I have noticed that the Cochran-Armitage Test for Trend gives different results when an interval variable is grouped by proc format compared to recoding. For example:
proc format;
value EngineSizeFmt
low -< 3 = "0-3"
3 -< 5 = "3-4"
5 -< 9= "5-8"
;
run;
proc freq data=sashelp.cars;
where origin in("Europe" "USA");
tables EngineSize*origin /trend chisq nopercent norow;
format EngineSize EngineSizeFmt.;
run;
data work.cars;
set sashelp.cars;
if EngineSize lt 3 then esize=1;
if EngineSize ge 3 and EngineSize lt 5 then esize=2;
if EngineSize ge 5 then esize=3;
run;
proc freq data=work.cars;
where origin in("Europe" "USA");
tables ESize*origin /trend chisq nopercent norow;
run;
The frequencies and chi-square test are the same, the trend test is different. Any thoughts? Which should be used?
Building off the comments of @ballardw
Here is the output after the table that I get from your two PROC FREQ calls:
You'll notice that the output for the Mantel-Haenszel Chi-Square is different too. Both the MH and CA test for trend use scores in their calculation.
According to the documentation for the SCORES= option on the TABLE statement, you can specify the SCOROUT option on the TABLES statement to display the scores used:
SAS Help Center: TABLES Statement
I used the SCOROUT option and get these scores for your two PROC FREQ calls.
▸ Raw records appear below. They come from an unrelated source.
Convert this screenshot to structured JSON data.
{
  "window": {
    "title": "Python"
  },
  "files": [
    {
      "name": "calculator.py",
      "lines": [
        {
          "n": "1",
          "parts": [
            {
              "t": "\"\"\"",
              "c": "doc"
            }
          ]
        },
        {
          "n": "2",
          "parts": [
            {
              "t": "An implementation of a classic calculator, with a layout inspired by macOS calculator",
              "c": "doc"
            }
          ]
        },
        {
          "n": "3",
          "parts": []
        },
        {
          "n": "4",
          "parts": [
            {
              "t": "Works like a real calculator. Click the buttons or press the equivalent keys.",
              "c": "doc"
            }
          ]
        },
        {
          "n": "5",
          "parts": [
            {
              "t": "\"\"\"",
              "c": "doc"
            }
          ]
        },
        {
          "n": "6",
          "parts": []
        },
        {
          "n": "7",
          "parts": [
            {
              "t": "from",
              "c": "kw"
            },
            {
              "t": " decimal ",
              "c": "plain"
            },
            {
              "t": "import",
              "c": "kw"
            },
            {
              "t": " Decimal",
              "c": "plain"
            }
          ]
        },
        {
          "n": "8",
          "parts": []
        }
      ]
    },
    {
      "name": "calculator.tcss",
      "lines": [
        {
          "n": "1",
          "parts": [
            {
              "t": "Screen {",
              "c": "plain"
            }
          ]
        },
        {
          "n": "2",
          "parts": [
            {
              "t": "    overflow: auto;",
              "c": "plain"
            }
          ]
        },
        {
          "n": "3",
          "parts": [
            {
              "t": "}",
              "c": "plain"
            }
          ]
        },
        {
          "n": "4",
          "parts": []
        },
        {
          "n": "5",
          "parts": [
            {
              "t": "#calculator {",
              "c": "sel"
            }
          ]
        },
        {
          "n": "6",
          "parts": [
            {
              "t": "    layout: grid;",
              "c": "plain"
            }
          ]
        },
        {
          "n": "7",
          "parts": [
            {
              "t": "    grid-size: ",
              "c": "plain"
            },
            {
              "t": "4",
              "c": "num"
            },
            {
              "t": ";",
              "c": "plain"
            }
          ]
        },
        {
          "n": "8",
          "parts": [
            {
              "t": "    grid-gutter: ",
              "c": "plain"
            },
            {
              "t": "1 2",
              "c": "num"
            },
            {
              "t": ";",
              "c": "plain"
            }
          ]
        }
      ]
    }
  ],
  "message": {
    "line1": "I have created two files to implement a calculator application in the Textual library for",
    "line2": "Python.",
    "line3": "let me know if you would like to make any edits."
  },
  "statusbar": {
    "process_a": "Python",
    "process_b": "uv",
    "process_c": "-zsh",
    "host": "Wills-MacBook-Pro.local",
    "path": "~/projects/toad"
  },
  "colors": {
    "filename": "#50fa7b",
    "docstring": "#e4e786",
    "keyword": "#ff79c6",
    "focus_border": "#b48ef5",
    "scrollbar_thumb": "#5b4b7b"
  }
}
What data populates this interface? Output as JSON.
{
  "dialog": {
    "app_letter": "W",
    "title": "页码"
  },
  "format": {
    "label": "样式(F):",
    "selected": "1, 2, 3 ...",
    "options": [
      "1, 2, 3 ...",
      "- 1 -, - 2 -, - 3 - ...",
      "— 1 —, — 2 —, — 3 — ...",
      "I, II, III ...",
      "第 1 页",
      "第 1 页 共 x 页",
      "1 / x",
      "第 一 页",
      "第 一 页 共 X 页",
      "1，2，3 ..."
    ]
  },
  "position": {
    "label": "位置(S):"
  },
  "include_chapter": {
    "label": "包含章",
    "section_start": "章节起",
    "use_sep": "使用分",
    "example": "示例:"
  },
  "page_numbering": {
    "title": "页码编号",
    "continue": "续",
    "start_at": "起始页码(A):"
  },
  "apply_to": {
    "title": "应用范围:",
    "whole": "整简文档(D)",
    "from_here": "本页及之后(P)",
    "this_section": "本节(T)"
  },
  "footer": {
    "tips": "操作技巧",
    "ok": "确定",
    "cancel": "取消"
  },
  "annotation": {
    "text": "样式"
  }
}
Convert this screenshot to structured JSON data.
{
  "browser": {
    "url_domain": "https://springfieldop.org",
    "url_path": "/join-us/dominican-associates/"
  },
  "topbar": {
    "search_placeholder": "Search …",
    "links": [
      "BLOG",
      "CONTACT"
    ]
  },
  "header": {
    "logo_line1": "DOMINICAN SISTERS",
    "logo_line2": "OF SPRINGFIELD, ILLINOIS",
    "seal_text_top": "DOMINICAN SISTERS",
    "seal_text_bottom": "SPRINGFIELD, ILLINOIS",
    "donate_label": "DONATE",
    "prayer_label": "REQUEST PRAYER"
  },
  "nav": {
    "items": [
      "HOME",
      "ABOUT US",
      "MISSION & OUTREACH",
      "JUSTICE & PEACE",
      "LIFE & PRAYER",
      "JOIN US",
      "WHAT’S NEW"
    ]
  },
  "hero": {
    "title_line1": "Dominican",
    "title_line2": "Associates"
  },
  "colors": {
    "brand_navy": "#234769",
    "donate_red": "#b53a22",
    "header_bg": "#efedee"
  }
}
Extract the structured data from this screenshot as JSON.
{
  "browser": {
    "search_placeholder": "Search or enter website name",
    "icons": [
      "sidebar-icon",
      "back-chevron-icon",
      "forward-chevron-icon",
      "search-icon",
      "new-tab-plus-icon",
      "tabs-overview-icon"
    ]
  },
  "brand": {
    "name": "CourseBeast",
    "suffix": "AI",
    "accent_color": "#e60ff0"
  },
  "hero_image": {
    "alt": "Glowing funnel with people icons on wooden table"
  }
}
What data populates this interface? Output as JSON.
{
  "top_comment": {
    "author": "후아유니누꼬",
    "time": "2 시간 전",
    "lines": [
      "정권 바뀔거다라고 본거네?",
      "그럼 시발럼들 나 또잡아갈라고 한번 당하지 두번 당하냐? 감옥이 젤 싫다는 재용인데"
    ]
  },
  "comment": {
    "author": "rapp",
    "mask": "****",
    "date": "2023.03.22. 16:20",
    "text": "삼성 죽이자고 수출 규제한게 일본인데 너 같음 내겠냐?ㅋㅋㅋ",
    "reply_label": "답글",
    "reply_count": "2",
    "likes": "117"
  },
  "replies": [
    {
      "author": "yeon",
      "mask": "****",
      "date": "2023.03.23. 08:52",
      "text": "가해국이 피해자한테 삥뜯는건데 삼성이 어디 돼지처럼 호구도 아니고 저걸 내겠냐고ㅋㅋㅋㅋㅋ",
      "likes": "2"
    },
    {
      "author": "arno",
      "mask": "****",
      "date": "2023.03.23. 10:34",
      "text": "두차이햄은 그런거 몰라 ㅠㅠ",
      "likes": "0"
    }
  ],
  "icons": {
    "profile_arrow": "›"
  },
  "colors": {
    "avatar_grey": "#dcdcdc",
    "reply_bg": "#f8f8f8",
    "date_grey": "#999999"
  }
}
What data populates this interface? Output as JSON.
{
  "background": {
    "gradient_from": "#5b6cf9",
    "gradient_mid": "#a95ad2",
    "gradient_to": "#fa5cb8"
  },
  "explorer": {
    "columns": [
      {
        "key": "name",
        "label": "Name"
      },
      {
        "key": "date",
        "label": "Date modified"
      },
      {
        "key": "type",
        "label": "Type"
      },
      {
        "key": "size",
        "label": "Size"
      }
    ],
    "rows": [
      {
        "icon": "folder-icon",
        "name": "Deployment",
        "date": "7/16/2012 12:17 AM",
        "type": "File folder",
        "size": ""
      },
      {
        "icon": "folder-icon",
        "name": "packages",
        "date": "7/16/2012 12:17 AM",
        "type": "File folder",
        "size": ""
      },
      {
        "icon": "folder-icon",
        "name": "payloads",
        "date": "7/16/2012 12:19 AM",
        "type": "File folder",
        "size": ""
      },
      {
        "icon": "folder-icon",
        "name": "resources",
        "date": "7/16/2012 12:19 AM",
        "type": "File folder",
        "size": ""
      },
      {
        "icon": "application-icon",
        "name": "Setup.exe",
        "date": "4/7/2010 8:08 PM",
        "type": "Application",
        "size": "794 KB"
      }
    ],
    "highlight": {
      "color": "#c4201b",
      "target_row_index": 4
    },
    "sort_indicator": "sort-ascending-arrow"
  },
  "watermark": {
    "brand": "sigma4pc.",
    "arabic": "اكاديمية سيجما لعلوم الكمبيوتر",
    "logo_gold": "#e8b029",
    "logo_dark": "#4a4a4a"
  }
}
That the scores are different is why the MH and CA tests are providing different output across the two calls:
That is because the order of "Europe" "USA" is reverser.
For the frist PROC FREQ:
For the second PROC FREQ:
Therefore , you could get reverse result!!!!
Thanx Ksharp for answering. But, both frequency tables look the same the first column is Europe and the second USA. I am probably missing something.
I suspect it may have something to do with this detail from the Cochran-Armitage details
For character variables, the table scores for the row variable are the row numbers
(for example, 1 for the first row, 2for the second row, and so on). For numeric variables,
the table score for each row is the numeric value of the row level.
The "formatted" value is character.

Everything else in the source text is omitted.